The new guidance from the Court of Appeal should put an end to that. It reads (§88-93) (emphasis added):

  1. First, the judge should go through the bill line-by-line, assessing the reasonableness of each item of cost. If the judge considers it possible, appropriate and convenient when undertaking that exercise, he or she may also address the proportionality of any particular item at the same time. That is because, although reasonableness and proportionality are conceptually distinct, there can be an overlap between them, not least because reasonableness may be a necessary condition of proportionality: see Rogers at paragraph 104. This will be a matter for the judge. It will apply, for example, when the judge considers an item to be clearly disproportionate, irrespective of the final figures.
  2. At the conclusion of the line-by-line exercise, there will be a total figure which the judge considers to be reasonable (and which may, as indicated, also take into account at least some aspects of proportionality). That total figure will have involved an assessment of every item of cost, including court fees, the ATE premium and the like.
  3. The proportionality of that total figure must be assessed by reference to both r.44.3(5) and r.44.4(1). If that total figure is found to be proportionate, then no further assessment is required. If the judge regards the overall figure as disproportionate, then a further assessment is required. That should not be line-by-line, but should instead consider various categories of cost, such as disclosure or expert’s reports, or specific periods where particular costs were incurred, or particular parts of the profit costs.
  4. At that stage, however, any reductions for proportionality should exclude those elements of costs which are properly regarded as unavoidable, such as court fees, the reasonable element of the ATE premium in clinical negligence cases, and the like. Specifically, therefore, if the ATE premium is assessed as reasonable, it will not fall to be reduced by any further assessment of proportionality.
  5. The judge will undertake the proportionality assessment by looking at the different categories of costs (excluding the unavoidable items noted above) and considering, in respect of each such category, whether the costs incurred were disproportionate. If yes, then the judge will make such reduction as is appropriate. In that way, reductions for proportionality will be clear and transparent for both sides.
  6. Once any further reductions have been made, the resulting figure will be the final amount of the costs assessment. There would be no further stage of standing back and, if necessary, undertaking a yet further review by reference to proportionality. That would introduce the risk of double-counting

This guidance is to be welcomed. It should hopefully lead to greater consistency of approach and greater predictability of outcome.

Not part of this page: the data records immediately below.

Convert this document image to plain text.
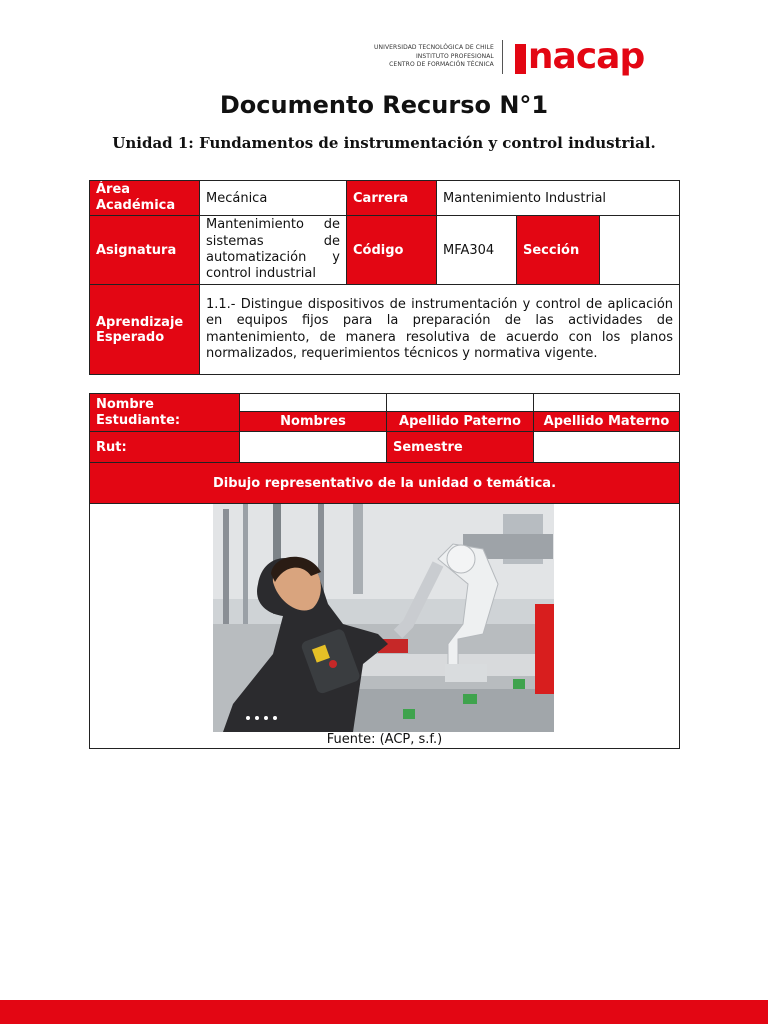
UNIVERSIDAD TECNOLÓGICA DE CHILE
INSTITUTO PROFESIONAL
CENTRO DE FORMACIÓN TÉCNICA nacap
Documento Recurso N°1
Unidad 1: Fundamentos de instrumentación y control industrial.
Área Académica	Mecánica	Carrera	Mantenimiento Industrial		
Asignatura	Mantenimiento de sistemas de automatización y control industrial	Código	MFA304	Sección	
Aprendizaje Esperado	1.1.- Distingue dispositivos de instrumentación y control de aplicación en equipos fijos para la preparación de las actividades de mantenimiento, de manera resolutiva de acuerdo con los planos normalizados, requerimientos técnicos y normativa vigente.				
Nombre Estudiante:			
	Nombres	Apellido Paterno	Apellido Materno
Rut:		Semestre	
Dibujo representativo de la unidad o temática.			

Fuente: (ACP, s.f.)			
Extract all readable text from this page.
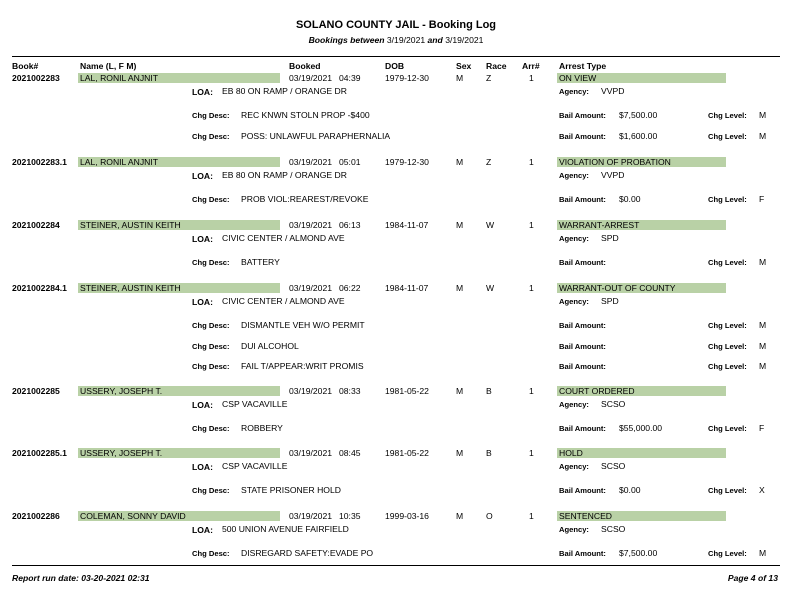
SOLANO COUNTY JAIL - Booking Log
Bookings between 3/19/2021 and 3/19/2021
Book#	Name (L, F M)	Booked	DOB	Sex Race Arr# Arrest Type
2021002283 LAL, RONIL ANJNIT	03/19/2021 04:39	1979-12-30	M	Z	1	ON VIEW
LOA: EB 80 ON RAMP / ORANGE DR	Agency: VVPD
Chg Desc: REC KNWN STOLN PROP -$400	Bail Amount: $7,500.00	Chg Level: M
Chg Desc: POSS: UNLAWFUL PARAPHERNALIA	Bail Amount: $1,600.00	Chg Level: M
2021002283.1 LAL, RONIL ANJNIT	03/19/2021 05:01	1979-12-30	M	Z	1	VIOLATION OF PROBATION
LOA: EB 80 ON RAMP / ORANGE DR	Agency: VVPD
Chg Desc: PROB VIOL:REAREST/REVOKE	Bail Amount: $0.00	Chg Level: F
2021002284 STEINER, AUSTIN KEITH	03/19/2021 06:13	1984-11-07	M	W	1	WARRANT-ARREST
LOA: CIVIC CENTER / ALMOND AVE	Agency: SPD
Chg Desc: BATTERY	Bail Amount:	Chg Level: M
2021002284.1 STEINER, AUSTIN KEITH	03/19/2021 06:22	1984-11-07	M	W	1	WARRANT-OUT OF COUNTY
LOA: CIVIC CENTER / ALMOND AVE	Agency: SPD
Chg Desc: DISMANTLE VEH W/O PERMIT	Bail Amount:	Chg Level: M
Chg Desc: DUI ALCOHOL	Bail Amount:	Chg Level: M
Chg Desc: FAIL T/APPEAR:WRIT PROMIS	Bail Amount:	Chg Level: M
2021002285 USSERY, JOSEPH T.	03/19/2021 08:33	1981-05-22	M	B	1	COURT ORDERED
LOA: CSP VACAVILLE	Agency: SCSO
Chg Desc: ROBBERY	Bail Amount: $55,000.00	Chg Level: F
2021002285.1 USSERY, JOSEPH T.	03/19/2021 08:45	1981-05-22	M	B	1	HOLD
LOA: CSP VACAVILLE	Agency: SCSO
Chg Desc: STATE PRISONER HOLD	Bail Amount: $0.00	Chg Level: X
2021002286 COLEMAN, SONNY DAVID	03/19/2021 10:35	1999-03-16	M	O	1	SENTENCED
LOA: 500 UNION AVENUE FAIRFIELD	Agency: SCSO
Chg Desc: DISREGARD SAFETY:EVADE PO	Bail Amount: $7,500.00	Chg Level: M
Report run date: 03-20-2021 02:31	Page 4 of 13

An interesting feature of the guidance is that the final proportionality assessment (where required) should be undertaken in respect of “categories of cost”, i.e. a level of granularity less than line-by-line, but greater than the overall figure.

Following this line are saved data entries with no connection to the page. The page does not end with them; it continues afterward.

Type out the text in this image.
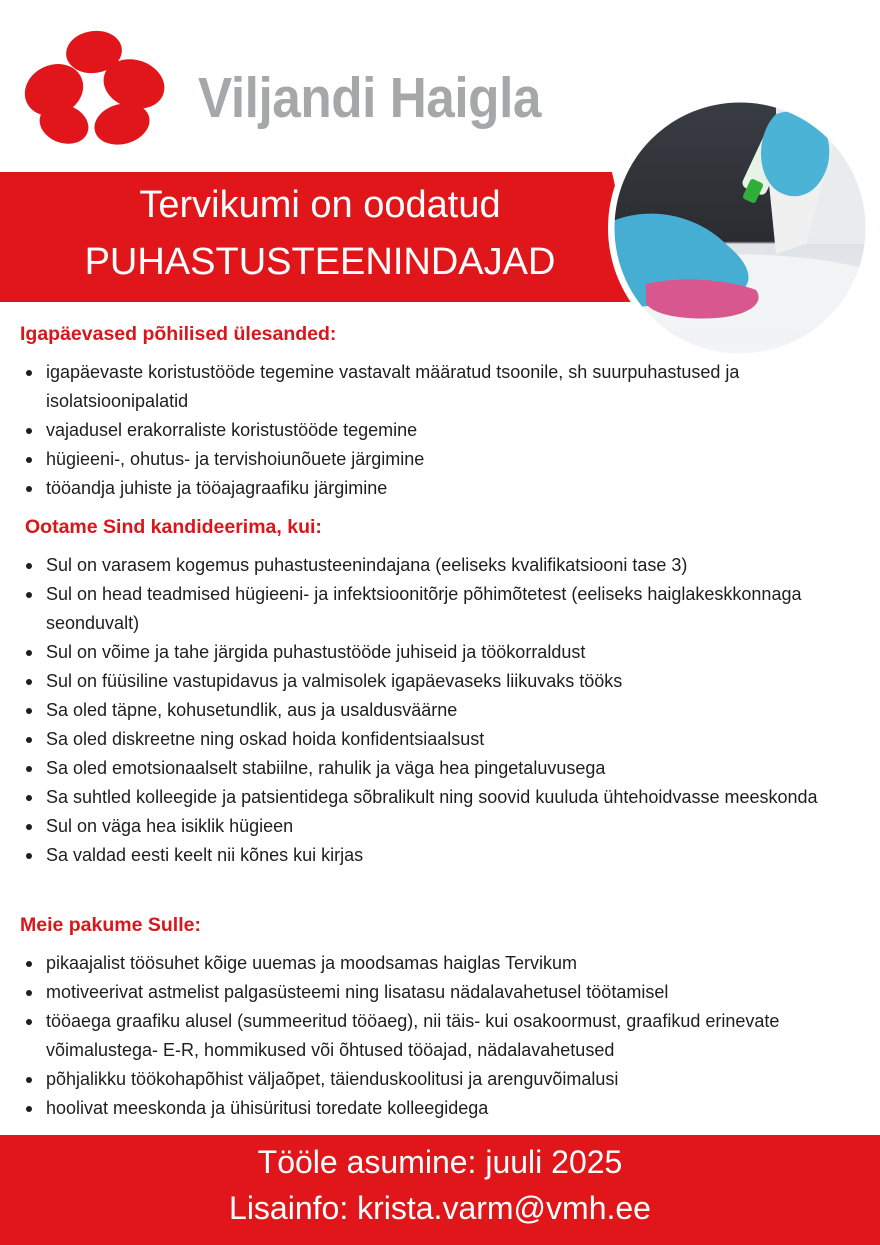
Viljandi Haigla
Tervikumi on oodatud
PUHASTUSTEENINDAJAD
Igapäevased põhilised ülesanded:
igapäevaste koristustööde tegemine vastavalt määratud tsoonile, sh suurpuhastused ja isolatsioonipalatid
vajadusel erakorraliste koristustööde tegemine
hügieeni-, ohutus- ja tervishoiunõuete järgimine
tööandja juhiste ja tööajagraafiku järgimine
Ootame Sind kandideerima, kui:
Sul on varasem kogemus puhastusteenindajana (eeliseks kvalifikatsiooni tase 3)
Sul on head teadmised hügieeni- ja infektsioonitõrje põhimõtetest (eeliseks haiglakeskkonnaga seonduvalt)
Sul on võime ja tahe järgida puhastustööde juhiseid ja töökorraldust
Sul on füüsiline vastupidavus ja valmisolek igapäevaseks liikuvaks tööks
Sa oled täpne, kohusetundlik, aus ja usaldusväärne
Sa oled diskreetne ning oskad hoida konfidentsiaalsust
Sa oled emotsionaalselt stabiilne, rahulik ja väga hea pingetaluvusega
Sa suhtled kolleegide ja patsientidega sõbralikult ning soovid kuuluda ühtehoidvasse meeskonda
Sul on väga hea isiklik hügieen
Sa valdad eesti keelt nii kõnes kui kirjas
Meie pakume Sulle:
pikaajalist töösuhet kõige uuemas ja moodsamas haiglas Tervikum
motiveerivat astmelist palgasüsteemi ning lisatasu nädalavahetusel töötamisel
tööaega graafiku alusel (summeeritud tööaeg), nii täis- kui osakoormust, graafikud erinevate võimalustega- E-R, hommikused või õhtused tööajad, nädalavahetused
põhjalikku töökohapõhist väljaõpet, täienduskoolitusi ja arenguvõimalusi
hoolivat meeskonda ja ühisüritusi toredate kolleegidega
Tööle asumine: juuli 2025
Lisainfo: krista.varm@vmh.ee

Finally, a heretical thought. If the concept of proportionality is still proving so troublesome in its application twenty-odd years after its introduction into English law, is it not perhaps time that practitioners and moreover litigants (who, one way or another, end up footing the bill) start questioning whether it is really a useful concept at all? Could the same aim of controlling costs not be achieved by incorporating elements of proportionality into an overarching test of reasonableness, where reasonableness is defined not as what it was reasonable for a party to spend, but what it is reasonable for them to recover?